Ein weiterer Punkt der Rationalisierung ist die Professionalisierung oder auch De-Amateurisierung im Sport, die eine Zunahme an Konkurrenzgeist unter den Sportlern bewirkt. Der Sport wird immer weniger als Zweck an sich selbst angesehen, vielmehr als Mittel, um etwas (familiäre oder soziale Anerkennung, Geld) zu gewinnen (Mignon, 2002, S. 27f.). In dieser Hinsicht klingen die ethischen Argumente gegen das Sportdoping, die sich auf die Interesselosigkeit des Sportspiels berufen, wie ein naiver Idealismus: »Wenn der Sport Mittel der Existenz und/oder des sozialen Aufstiegs wird, verliert das Prinzip des Desinteresses seinen Sinn.« (Laure, 2000, S. 49)11

Die dritte Rationalisierung des Sports, dessen Politisierung, vollzog sich bereits zwischen den bei­den Weltkriegen, steigerte sich im Kalten Krieg und wird heutzutage durch die ökonomischen Inter­essen der Staaten weitergetrieben.12 Alle diese Phänomene führen nach Mignon letztlich dazu, dass der Sport zunehmend instrumentalisiert wird; sie sind offensichtlich Faktoren, die das Dopingver­halten im Sport befördern können, wenn nicht sogar notwendig machen.

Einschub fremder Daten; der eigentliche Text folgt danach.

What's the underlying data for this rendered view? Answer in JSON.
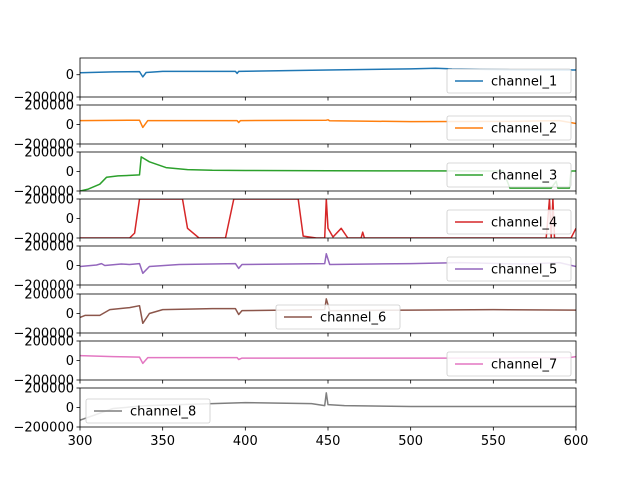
{
  "chart_data": {
    "type": "line",
    "xlim": [
      300,
      600
    ],
    "x_ticks": [
      300,
      350,
      400,
      450,
      500,
      550,
      600
    ],
    "x_tick_labels": [
      "300",
      "350",
      "400",
      "450",
      "500",
      "550",
      "600"
    ],
    "y_tick_labels": [
      "−200000",
      "0",
      "200000"
    ],
    "legend_placement": "right",
    "subplots": [
      {
        "series": [
          {
            "name": "channel_1",
            "color": "#1f77b4",
            "points": [
              [
                300,
                18000
              ],
              [
                320,
                25000
              ],
              [
                336,
                28000
              ],
              [
                338,
                -20000
              ],
              [
                340,
                20000
              ],
              [
                350,
                30000
              ],
              [
                394,
                30000
              ],
              [
                395,
                12000
              ],
              [
                396,
                30000
              ],
              [
                450,
                42000
              ],
              [
                500,
                52000
              ],
              [
                515,
                58000
              ],
              [
                525,
                52000
              ],
              [
                560,
                45000
              ],
              [
                600,
                42000
              ]
            ]
          }
        ],
        "ylim": [
          -200000,
          150000
        ],
        "y_ticks": [
          -200000,
          0
        ],
        "legend_placement": "right"
      },
      {
        "series": [
          {
            "name": "channel_2",
            "color": "#ff7f0e",
            "points": [
              [
                300,
                40000
              ],
              [
                336,
                44000
              ],
              [
                338,
                -30000
              ],
              [
                341,
                40000
              ],
              [
                395,
                40000
              ],
              [
                396,
                20000
              ],
              [
                397,
                40000
              ],
              [
                449,
                44000
              ],
              [
                450,
                48000
              ],
              [
                451,
                38000
              ],
              [
                500,
                30000
              ],
              [
                560,
                32000
              ],
              [
                590,
                40000
              ],
              [
                600,
                10000
              ]
            ]
          }
        ],
        "ylim": [
          -200000,
          200000
        ],
        "y_ticks": [
          -200000,
          0,
          200000
        ],
        "legend_placement": "right"
      },
      {
        "series": [
          {
            "name": "channel_3",
            "color": "#2ca02c",
            "points": [
              [
                300,
                -200000
              ],
              [
                305,
                -180000
              ],
              [
                312,
                -130000
              ],
              [
                316,
                -60000
              ],
              [
                323,
                -45000
              ],
              [
                330,
                -40000
              ],
              [
                336,
                -35000
              ],
              [
                337,
                150000
              ],
              [
                342,
                100000
              ],
              [
                352,
                40000
              ],
              [
                365,
                20000
              ],
              [
                380,
                12000
              ],
              [
                400,
                10000
              ],
              [
                450,
                8000
              ],
              [
                500,
                6000
              ],
              [
                556,
                5000
              ],
              [
                560,
                -170000
              ],
              [
                580,
                -170000
              ],
              [
                585,
                -170000
              ],
              [
                588,
                -100000
              ],
              [
                589,
                -170000
              ],
              [
                596,
                -170000
              ],
              [
                597,
                5000
              ],
              [
                600,
                5000
              ]
            ]
          }
        ],
        "ylim": [
          -200000,
          200000
        ],
        "y_ticks": [
          -200000,
          0,
          200000
        ],
        "legend_placement": "right"
      },
      {
        "series": [
          {
            "name": "channel_4",
            "color": "#d62728",
            "points": [
              [
                300,
                -200000
              ],
              [
                330,
                -200000
              ],
              [
                333,
                -150000
              ],
              [
                336,
                200000
              ],
              [
                362,
                200000
              ],
              [
                365,
                -100000
              ],
              [
                372,
                -200000
              ],
              [
                388,
                -200000
              ],
              [
                393,
                200000
              ],
              [
                432,
                200000
              ],
              [
                435,
                -180000
              ],
              [
                443,
                -200000
              ],
              [
                448,
                -200000
              ],
              [
                449,
                200000
              ],
              [
                450,
                -100000
              ],
              [
                453,
                -190000
              ],
              [
                458,
                -100000
              ],
              [
                462,
                -200000
              ],
              [
                470,
                -200000
              ],
              [
                471,
                -140000
              ],
              [
                472,
                -200000
              ],
              [
                582,
                -200000
              ],
              [
                584,
                200000
              ],
              [
                585,
                -200000
              ],
              [
                586,
                200000
              ],
              [
                587,
                -200000
              ],
              [
                597,
                -200000
              ],
              [
                600,
                -100000
              ]
            ]
          }
        ],
        "ylim": [
          -200000,
          200000
        ],
        "y_ticks": [
          -200000,
          0,
          200000
        ],
        "legend_placement": "right"
      },
      {
        "series": [
          {
            "name": "channel_5",
            "color": "#9467bd",
            "points": [
              [
                300,
                -10000
              ],
              [
                310,
                5000
              ],
              [
                313,
                20000
              ],
              [
                315,
                0
              ],
              [
                325,
                15000
              ],
              [
                330,
                10000
              ],
              [
                336,
                20000
              ],
              [
                338,
                -80000
              ],
              [
                342,
                -10000
              ],
              [
                360,
                10000
              ],
              [
                394,
                20000
              ],
              [
                396,
                -30000
              ],
              [
                398,
                10000
              ],
              [
                448,
                20000
              ],
              [
                449,
                120000
              ],
              [
                451,
                10000
              ],
              [
                500,
                20000
              ],
              [
                530,
                30000
              ],
              [
                555,
                20000
              ],
              [
                570,
                15000
              ],
              [
                590,
                30000
              ],
              [
                600,
                -10000
              ]
            ]
          }
        ],
        "ylim": [
          -200000,
          200000
        ],
        "y_ticks": [
          -200000,
          0,
          200000
        ],
        "legend_placement": "right"
      },
      {
        "series": [
          {
            "name": "channel_6",
            "color": "#8c564b",
            "points": [
              [
                300,
                -40000
              ],
              [
                303,
                -20000
              ],
              [
                312,
                -20000
              ],
              [
                318,
                40000
              ],
              [
                330,
                60000
              ],
              [
                336,
                80000
              ],
              [
                338,
                -100000
              ],
              [
                342,
                0
              ],
              [
                350,
                40000
              ],
              [
                380,
                50000
              ],
              [
                394,
                50000
              ],
              [
                396,
                -10000
              ],
              [
                398,
                30000
              ],
              [
                448,
                40000
              ],
              [
                449,
                150000
              ],
              [
                451,
                30000
              ],
              [
                500,
                35000
              ],
              [
                550,
                40000
              ],
              [
                600,
                35000
              ]
            ]
          }
        ],
        "ylim": [
          -200000,
          200000
        ],
        "y_ticks": [
          -200000,
          0,
          200000
        ],
        "legend_placement": "center"
      },
      {
        "series": [
          {
            "name": "channel_7",
            "color": "#e377c2",
            "points": [
              [
                300,
                50000
              ],
              [
                320,
                40000
              ],
              [
                336,
                35000
              ],
              [
                338,
                -30000
              ],
              [
                341,
                30000
              ],
              [
                395,
                30000
              ],
              [
                396,
                10000
              ],
              [
                398,
                25000
              ],
              [
                450,
                25000
              ],
              [
                500,
                25000
              ],
              [
                550,
                25000
              ],
              [
                596,
                30000
              ],
              [
                600,
                40000
              ]
            ]
          }
        ],
        "ylim": [
          -200000,
          200000
        ],
        "y_ticks": [
          -200000,
          0,
          200000
        ],
        "legend_placement": "right"
      },
      {
        "series": [
          {
            "name": "channel_8",
            "color": "#7f7f7f",
            "points": [
              [
                300,
                -130000
              ],
              [
                320,
                -10000
              ],
              [
                340,
                20000
              ],
              [
                380,
                40000
              ],
              [
                400,
                50000
              ],
              [
                420,
                45000
              ],
              [
                440,
                40000
              ],
              [
                448,
                20000
              ],
              [
                449,
                150000
              ],
              [
                450,
                30000
              ],
              [
                460,
                20000
              ],
              [
                500,
                10000
              ],
              [
                550,
                10000
              ],
              [
                600,
                10000
              ]
            ]
          }
        ],
        "ylim": [
          -200000,
          200000
        ],
        "y_ticks": [
          -200000,
          0,
          200000
        ],
        "legend_placement": "left"
      }
    ]
  }
}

Mignon wirft ferner die Frage auf, ob es sich bei Doping im Sport um einen Fall von Devianz han­delt. Er verweist auf Lüschen als Befürworter der Devianzthese. Unter Devianz wird nach funktio­nalistischer Tradition das Zurückweisen kulturell akzeptierter Ziele und legitimer Mittel verstanden. Sie entspringt einer schlechten Sozialisierung bzw. einem Nicht-Funktionieren der Gesellschaft (Mignon, 2002, S. 31).Es geht folglich darum herauszufinden, welche Normen im Sport Gültigkeit besitzen. Mignon betont an dieser Stelle die Umkehrung vieler Normen im Sport im Vergleich zur Gesellschaft: exzessive Geschwindigkeit, hohe Aggressivität, die gegenseitige Umarmung von Personen gleichen Geschlechts (z.B. beim Torjubel), riskantes Verhalten und autoritäre Trainer sind Beispiele, die im Sport toleriert oder sogar geschätzt, in der Gesellschaft hingegen zu Recht scharf kritisiert werden. Der Sport bildet eine Eigenwelt mit eigenen Normen, die nicht immer Vorbild für die Gesellschaft sind. Es ist deshalb fraglich, ob vom Doping gefährdete Werte wie Sauberkeit, Glaubwürdigkeit oder Fairplay überhaupt reale Normen im Sport darstellen. Auch die normative Erwartungshaltung, dass der Sportler bis an die Grenzen des Möglichen und Erlaubten (»jouer aux limites«) zu gehen hat, spricht keineswegs dafür, dass Doping als klassische Form von Devianz zu betrachten ist – eher im Gegenteil.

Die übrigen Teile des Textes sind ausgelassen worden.